This time of year, as I drive around Kent and Sussex offering landscape architecture and garden design advice, I am wowed by the wonderful sights of the wisteria in bloom, and as such constantly try to talk my clients into finding a suitable, sunny spot for one.
Wisteria sinensis (Chinese) produces flowers before leaves which looks stunning whereas Wisteria floribunda (Japanese) produces flowers and leaves together.
When choosing one to buy you should opt for a grafted wisteria as this will have been grafted onto tried and tested root stock, as opposed to waiting for an untrustworthy seed to flower which may take 10+ years. Named cultivars are nearly always grafted, and this is easy to spot by the bulge on the base of the stem. The obvious solution is to buy one in the springtime which is actually in bud, so you can see what the future may hold.

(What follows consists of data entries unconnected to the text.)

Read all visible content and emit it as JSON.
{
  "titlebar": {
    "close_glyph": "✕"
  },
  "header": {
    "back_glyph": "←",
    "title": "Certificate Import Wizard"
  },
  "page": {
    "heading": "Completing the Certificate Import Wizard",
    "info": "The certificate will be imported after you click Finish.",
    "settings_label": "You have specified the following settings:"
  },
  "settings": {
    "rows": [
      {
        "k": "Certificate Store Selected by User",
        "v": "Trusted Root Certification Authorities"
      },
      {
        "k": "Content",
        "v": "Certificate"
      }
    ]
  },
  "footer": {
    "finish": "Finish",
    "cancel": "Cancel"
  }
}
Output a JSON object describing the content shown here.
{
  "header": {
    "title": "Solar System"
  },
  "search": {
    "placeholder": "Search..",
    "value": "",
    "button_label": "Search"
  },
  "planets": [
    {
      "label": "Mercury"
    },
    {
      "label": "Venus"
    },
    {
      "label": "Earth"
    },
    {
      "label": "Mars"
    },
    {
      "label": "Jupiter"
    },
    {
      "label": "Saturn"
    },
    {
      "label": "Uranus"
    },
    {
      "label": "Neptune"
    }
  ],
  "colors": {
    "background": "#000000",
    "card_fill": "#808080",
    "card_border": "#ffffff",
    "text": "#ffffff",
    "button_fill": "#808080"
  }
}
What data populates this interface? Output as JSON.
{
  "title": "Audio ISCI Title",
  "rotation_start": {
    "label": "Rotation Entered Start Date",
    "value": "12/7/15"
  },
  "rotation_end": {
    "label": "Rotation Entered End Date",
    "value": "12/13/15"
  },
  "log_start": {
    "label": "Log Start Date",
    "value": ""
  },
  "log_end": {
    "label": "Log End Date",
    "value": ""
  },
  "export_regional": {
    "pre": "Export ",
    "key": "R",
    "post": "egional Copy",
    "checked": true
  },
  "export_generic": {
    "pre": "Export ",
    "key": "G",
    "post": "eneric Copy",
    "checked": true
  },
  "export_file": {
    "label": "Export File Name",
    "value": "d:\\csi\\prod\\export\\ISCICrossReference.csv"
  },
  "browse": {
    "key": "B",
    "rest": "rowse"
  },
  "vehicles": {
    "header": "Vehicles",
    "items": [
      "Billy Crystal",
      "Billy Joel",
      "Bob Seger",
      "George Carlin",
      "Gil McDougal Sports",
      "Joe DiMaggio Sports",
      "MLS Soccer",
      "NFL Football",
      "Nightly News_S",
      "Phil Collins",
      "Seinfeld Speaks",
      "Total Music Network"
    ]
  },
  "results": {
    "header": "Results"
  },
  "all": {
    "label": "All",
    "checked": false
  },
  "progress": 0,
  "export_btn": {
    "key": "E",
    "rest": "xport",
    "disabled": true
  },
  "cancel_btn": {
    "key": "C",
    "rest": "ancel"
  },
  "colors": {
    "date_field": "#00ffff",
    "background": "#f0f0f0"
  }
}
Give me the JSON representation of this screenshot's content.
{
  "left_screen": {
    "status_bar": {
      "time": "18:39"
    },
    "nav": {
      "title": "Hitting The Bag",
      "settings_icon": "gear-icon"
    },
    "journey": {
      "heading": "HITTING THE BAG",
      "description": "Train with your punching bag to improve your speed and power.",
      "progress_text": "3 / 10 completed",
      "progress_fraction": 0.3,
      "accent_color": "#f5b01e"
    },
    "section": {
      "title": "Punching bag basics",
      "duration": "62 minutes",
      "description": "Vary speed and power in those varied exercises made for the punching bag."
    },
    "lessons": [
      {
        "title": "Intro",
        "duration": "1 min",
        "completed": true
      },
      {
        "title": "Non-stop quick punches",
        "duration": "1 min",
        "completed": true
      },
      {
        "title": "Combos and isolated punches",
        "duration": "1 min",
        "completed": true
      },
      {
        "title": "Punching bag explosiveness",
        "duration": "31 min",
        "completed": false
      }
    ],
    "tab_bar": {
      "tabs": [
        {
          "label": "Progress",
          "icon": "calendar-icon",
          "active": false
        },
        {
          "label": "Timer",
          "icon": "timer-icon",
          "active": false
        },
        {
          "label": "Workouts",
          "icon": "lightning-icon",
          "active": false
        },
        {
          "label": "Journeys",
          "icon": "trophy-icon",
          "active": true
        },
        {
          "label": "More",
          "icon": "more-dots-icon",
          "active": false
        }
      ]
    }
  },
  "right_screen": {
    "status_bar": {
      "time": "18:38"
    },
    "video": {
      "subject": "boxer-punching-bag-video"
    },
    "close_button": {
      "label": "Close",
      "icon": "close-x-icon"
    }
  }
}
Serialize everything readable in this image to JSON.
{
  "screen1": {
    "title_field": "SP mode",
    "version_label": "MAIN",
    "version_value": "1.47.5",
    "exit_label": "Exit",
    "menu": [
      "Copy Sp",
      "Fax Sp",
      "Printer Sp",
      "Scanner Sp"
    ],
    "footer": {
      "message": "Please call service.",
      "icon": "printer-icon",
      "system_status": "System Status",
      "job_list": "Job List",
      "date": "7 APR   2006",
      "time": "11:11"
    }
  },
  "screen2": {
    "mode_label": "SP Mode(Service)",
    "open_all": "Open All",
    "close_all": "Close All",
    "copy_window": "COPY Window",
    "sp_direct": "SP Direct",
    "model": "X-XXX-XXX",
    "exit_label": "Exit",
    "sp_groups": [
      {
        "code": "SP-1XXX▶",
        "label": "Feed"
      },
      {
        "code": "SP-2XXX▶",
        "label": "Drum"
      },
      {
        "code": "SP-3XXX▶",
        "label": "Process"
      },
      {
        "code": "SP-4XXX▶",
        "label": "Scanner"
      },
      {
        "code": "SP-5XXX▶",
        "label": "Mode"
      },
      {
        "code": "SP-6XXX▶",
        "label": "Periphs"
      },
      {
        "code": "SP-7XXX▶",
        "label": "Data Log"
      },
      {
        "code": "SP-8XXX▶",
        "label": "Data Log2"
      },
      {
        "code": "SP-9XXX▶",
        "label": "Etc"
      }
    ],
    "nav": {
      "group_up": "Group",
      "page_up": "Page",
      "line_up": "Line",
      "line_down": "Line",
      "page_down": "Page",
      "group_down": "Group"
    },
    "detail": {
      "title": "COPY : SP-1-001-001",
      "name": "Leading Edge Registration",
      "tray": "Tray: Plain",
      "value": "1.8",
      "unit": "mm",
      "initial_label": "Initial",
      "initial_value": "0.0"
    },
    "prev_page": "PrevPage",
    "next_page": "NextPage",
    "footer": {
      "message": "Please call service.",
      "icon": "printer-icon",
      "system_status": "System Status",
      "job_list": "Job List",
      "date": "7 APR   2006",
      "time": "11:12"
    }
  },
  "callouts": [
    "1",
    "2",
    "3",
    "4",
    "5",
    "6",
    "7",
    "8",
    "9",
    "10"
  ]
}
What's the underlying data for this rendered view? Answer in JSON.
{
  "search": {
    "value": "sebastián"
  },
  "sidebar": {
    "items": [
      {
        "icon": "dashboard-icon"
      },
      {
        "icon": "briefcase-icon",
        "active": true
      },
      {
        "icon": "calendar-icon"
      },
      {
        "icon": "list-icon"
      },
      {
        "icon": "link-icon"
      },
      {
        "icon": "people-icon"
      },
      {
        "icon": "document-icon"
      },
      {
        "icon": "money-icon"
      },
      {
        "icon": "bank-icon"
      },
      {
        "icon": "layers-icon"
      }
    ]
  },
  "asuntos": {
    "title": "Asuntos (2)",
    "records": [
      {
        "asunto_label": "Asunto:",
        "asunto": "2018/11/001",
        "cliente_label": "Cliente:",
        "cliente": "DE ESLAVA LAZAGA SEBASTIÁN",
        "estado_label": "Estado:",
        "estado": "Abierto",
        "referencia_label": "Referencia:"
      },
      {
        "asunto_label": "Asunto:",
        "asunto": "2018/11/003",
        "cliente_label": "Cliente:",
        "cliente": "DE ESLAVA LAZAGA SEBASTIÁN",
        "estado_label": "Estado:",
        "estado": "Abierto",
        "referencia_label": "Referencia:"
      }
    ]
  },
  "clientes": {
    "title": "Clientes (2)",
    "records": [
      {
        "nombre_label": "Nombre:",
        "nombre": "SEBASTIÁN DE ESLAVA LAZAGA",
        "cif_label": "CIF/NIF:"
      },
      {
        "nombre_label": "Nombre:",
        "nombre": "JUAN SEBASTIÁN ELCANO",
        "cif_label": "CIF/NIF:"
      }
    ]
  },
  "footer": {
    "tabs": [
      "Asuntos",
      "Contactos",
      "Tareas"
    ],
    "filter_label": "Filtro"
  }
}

Wisteria needs well-drained, fertile soil in a sunny position, although it will tolerate some shade. Aswell as being trained up walls and pergolas they can also be taken up into trees.
Ensure to water in dry periods as this can later affect their ability to flower. Add sulphate of potash in spring to promote flower development.Poor flowering can be due to excessive nitrogen in the soil. As part of the pea family, the wisteria has natural nitrogen fixing properties.
- Prune twice yearly in July / Aug & Jan/Feb.
- Summer pruning – cut back green shoots to 5 or 6 leaflets after flowering (if you were lucky enough to get a second show).
- Winter pruning – cut back the same buds to 2 or 3 nodes before breaking.
The following are all good examples: Wisteria floribunda ‘Multijuga’ which has long racemes, Wisteria floribunda ‘Yae-kokuryu’, Wisteria sinensis ‘Prolific’ and Wisteria sinensis. For more information visit the RHS website.
The weeping wisteria symbolises sorrow – as seen in the 1820s Japanese kabuki drama Fuji Musume (Wisteria Maiden) in which a woman steps out of a painting to embrace the man she has fallen for only to be rejected. She retreats back to the image holding her wisteria.
This was developed further in the Victorian language of flowers that sees it as symbolic of clinging love, probably due to its entwining properties.
However, Japanese Feng Shui & Buddhism have similar interpretations of this majestic plant as one of honor or respect derived from the bowing or kneeling down of the long drooping blooms. As such it is planted in places to stimulate quiet contemplation.